Deste modo, o caso julgado formado com a prolação da sentença naquela acção não é oponível à ré neste processo, pois nenhuma eficácia tem relativamente a ela.

Por isso, não podiam ser, como foram, dados como provados por efeito do caso julgado.

Mas também não é caso de dar como “eliminados ou não provados” os factos elencados na fundamentação de facto provada sob os n.ºs 13 a 44, como pretende a recorrente.

O recorrido sempre tem o direito de os provar, em sede e no momento processual próprios, oportunidade que ainda não lhe foi concedida, em face da atribulada tramitação processual que se vem verificando nos autos.

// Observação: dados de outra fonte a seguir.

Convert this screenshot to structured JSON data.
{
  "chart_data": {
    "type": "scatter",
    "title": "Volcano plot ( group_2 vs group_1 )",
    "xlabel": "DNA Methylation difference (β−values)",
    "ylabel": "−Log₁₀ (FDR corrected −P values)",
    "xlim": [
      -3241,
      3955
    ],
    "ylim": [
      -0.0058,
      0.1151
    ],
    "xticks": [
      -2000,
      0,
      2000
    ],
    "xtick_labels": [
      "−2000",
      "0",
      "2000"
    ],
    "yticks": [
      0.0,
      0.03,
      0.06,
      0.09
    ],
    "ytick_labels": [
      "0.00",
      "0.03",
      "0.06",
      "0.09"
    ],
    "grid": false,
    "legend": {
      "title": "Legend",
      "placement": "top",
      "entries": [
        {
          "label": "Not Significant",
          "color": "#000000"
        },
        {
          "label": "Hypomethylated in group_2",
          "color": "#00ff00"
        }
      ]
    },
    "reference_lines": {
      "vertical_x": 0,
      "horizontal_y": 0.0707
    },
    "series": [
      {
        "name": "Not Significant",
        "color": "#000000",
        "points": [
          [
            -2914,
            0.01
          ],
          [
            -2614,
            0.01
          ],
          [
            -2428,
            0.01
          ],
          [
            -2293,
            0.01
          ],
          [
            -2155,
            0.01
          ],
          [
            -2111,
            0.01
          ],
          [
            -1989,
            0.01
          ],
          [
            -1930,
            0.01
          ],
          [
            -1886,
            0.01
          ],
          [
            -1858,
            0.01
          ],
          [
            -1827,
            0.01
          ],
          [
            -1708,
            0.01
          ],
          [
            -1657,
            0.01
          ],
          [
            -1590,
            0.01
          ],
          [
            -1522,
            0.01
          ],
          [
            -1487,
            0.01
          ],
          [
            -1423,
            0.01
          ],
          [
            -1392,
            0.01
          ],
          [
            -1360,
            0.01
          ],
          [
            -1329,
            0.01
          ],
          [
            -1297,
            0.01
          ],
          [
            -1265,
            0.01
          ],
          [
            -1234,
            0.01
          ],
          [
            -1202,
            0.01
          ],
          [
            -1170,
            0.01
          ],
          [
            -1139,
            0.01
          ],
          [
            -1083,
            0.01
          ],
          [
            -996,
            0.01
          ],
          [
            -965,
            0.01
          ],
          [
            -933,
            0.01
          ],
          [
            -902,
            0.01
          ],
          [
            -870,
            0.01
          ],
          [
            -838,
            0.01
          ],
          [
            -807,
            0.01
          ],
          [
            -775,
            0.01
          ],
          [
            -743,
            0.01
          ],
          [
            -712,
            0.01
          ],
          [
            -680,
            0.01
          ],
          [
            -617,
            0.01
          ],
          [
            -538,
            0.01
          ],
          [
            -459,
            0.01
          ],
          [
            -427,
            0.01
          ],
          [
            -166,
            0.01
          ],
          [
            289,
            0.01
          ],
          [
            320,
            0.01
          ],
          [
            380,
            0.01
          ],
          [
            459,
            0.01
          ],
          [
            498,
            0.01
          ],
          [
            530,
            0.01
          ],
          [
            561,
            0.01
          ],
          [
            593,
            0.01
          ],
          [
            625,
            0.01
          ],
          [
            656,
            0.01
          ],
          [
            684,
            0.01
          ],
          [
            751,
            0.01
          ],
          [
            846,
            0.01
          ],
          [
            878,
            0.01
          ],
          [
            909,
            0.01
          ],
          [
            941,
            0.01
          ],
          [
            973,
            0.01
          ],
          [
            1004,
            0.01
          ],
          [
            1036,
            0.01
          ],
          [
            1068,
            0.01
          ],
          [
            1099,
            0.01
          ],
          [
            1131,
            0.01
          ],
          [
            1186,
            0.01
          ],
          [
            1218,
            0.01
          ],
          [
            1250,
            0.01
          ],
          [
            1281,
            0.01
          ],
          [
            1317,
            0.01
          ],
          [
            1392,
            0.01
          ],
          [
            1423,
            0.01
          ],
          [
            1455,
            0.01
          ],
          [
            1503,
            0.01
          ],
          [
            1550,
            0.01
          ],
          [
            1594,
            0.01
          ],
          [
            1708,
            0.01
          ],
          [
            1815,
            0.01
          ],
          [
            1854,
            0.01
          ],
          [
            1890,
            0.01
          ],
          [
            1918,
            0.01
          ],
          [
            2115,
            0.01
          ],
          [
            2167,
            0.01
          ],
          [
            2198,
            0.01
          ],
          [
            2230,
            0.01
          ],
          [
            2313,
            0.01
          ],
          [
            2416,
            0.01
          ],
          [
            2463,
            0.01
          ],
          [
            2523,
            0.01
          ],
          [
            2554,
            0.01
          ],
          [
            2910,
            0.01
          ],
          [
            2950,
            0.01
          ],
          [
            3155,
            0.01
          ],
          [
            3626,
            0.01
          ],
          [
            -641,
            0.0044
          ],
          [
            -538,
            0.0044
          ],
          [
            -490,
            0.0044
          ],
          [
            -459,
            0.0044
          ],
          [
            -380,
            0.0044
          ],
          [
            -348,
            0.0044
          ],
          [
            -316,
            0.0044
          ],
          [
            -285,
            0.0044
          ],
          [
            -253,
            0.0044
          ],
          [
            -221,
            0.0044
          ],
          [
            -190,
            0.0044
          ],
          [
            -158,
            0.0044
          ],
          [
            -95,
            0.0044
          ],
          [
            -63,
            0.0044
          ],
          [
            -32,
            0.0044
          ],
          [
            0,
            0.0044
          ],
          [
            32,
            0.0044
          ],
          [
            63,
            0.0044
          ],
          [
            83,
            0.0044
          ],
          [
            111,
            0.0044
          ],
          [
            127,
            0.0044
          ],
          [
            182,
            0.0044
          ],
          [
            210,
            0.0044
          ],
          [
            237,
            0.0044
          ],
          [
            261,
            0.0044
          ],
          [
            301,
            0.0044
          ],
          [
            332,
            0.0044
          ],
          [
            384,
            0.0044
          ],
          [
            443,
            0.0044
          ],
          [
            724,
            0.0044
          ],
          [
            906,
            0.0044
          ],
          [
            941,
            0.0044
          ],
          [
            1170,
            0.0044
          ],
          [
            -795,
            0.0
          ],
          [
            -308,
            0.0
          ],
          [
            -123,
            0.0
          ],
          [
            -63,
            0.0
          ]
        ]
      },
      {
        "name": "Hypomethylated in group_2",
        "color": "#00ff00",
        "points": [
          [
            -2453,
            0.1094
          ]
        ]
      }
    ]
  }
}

Resta, pois, garantir às partes as condições de obtenção de uma tutela efectiva.

Impõe-se, assim, a anulação da decisão recorrida para ampliação da matéria de facto, nos termos do art.º 662.º, n.º 2, al. c), do CPC.

Fica, deste modo, prejudicado o conhecimento das restantes questões».

Vejamos.

Dúvidas não restam que, no caso, não se verifica a excepção do caso julgado, uma vez que não ocorre a tríplice identidade a que alude o art.581º, do CPC (de sujeitos, pedido e causa de pedir).

Todavia, a jurisprudência e a doutrina têm entendido que a autoridade do caso julgado pode funcionar independentemente da verificação da referida tríplice identidade.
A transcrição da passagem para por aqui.